[SUPPORT] SaveMode.Append fails on renamed hudi tables
See original GitHub issueDescribe the problem you faced
Hello team, we recently upgraded from emr-5.30.2 to 5.31.1 and noticed failure in our pipelines doing incremental append to hudi tables.
Issue : SaveMode.Append throws exception and fails on renamed hudi tables affects hudi 0.6 and above.
To Reproduce
Steps to reproduce the behavior:
- Create a hudi table with s3 path
- Rename the table using
spark.sql(s"ALTER TABLE $oldTableName RENAME TO $newTableName")
- Use spark df.write with
mode("append")
to save intonewTableName
- Exception is thrown
Expected behavior
SaveMode.Append works for renamed tables, when using new table name DataSourceWriteOptions.HIVE_TABLE_OPT_KEY -> $newTableName.

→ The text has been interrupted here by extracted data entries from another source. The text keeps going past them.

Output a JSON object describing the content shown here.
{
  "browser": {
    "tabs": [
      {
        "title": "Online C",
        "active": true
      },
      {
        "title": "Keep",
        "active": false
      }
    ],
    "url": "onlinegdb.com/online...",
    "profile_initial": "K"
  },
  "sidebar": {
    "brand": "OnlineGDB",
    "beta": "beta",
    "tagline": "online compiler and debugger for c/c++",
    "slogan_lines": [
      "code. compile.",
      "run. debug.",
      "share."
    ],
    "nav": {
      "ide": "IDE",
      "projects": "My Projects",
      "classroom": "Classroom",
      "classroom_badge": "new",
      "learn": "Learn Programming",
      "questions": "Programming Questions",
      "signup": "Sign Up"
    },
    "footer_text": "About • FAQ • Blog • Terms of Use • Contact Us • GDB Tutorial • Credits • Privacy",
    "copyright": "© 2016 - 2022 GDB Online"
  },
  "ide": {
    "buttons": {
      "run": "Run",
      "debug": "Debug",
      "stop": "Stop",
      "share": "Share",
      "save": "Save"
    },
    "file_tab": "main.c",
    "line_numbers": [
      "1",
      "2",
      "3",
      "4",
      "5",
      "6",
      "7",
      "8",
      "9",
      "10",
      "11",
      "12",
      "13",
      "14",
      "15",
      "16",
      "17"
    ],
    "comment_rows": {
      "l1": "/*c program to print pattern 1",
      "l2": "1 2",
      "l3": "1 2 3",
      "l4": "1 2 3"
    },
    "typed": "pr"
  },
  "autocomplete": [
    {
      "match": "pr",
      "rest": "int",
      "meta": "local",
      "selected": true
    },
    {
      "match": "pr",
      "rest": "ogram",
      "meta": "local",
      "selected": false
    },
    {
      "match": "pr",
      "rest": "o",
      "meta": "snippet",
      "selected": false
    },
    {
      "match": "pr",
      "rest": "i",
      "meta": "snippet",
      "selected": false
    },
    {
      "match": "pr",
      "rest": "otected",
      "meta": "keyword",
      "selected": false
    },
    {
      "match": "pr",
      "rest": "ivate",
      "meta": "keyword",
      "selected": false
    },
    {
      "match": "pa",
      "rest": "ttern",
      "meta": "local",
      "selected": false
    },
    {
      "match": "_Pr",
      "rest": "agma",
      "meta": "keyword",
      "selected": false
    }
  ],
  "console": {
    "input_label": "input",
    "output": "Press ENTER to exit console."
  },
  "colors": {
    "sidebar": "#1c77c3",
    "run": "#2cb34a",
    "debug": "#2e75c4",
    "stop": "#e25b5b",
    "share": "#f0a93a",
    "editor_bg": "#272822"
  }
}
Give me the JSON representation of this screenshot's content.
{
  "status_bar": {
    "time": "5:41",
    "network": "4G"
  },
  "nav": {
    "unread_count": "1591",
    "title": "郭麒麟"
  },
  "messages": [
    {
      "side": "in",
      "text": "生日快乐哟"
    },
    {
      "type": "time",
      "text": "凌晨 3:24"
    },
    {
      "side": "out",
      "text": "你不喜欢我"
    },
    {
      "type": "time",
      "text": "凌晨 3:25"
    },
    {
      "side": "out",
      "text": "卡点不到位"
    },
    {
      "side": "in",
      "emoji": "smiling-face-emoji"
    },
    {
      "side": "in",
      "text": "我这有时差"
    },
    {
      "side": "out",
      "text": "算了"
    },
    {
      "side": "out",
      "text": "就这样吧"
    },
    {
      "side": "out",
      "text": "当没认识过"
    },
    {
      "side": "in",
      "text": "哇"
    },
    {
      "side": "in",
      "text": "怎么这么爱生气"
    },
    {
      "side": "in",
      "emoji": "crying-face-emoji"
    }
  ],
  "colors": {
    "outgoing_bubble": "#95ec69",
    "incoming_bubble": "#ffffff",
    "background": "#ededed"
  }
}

Environment Description EMR-5.31.1
-
Hudi version : Hudi 0.6
-
Spark version : 2.4.6
-
Hive version : 2.3.7
-
Hadoop version : 2.10.0
-
Storage (HDFS/S3/GCS…) : S3
-
Running on Docker? (yes/no) : No
Additional context
Related code : HoodieSparkSqlWriter.scala#L295
HiveTableConfig.tableName is set from .hoodie/hoodie.properties file. When the table is renamed with spark sql, HoodieSparkSqlWriter is still expecting the existing table name from HiveTableConfig to match the new table name.
Stacktrace
org.apache.hudi.exception.HoodieException: hoodie table with name <old_table_name> already exists at s3://<table-path>
at org.apache.hudi.HoodieSparkSqlWriter$.handleSaveModes(HoodieSparkSqlWriter.scala:297)
at org.apache.hudi.HoodieSparkSqlWriter$.write(HoodieSparkSqlWriter.scala:109)
at org.apache.hudi.DefaultSource.createRelation(DefaultSource.scala:125)
at org.apache.spark.sql.execution.datasources.SaveIntoDataSourceCommand.run(SaveIntoDataSourceCommand.scala:45)
at org.apache.spark.sql.execution.command.ExecutedCommandExec.sideEffectResult$lzycompute(commands.scala:70)
at org.apache.spark.sql.execution.command.ExecutedCommandExec.sideEffectResult(commands.scala:68)
at org.apache.spark.sql.execution.command.ExecutedCommandExec.doExecute(commands.scala:86)
at org.apache.spark.sql.execution.SparkPlan$$anonfun$execute$1.apply(SparkPlan.scala:173)
at org.apache.spark.sql.execution.SparkPlan$$anonfun$execute$1.apply(SparkPlan.scala:169)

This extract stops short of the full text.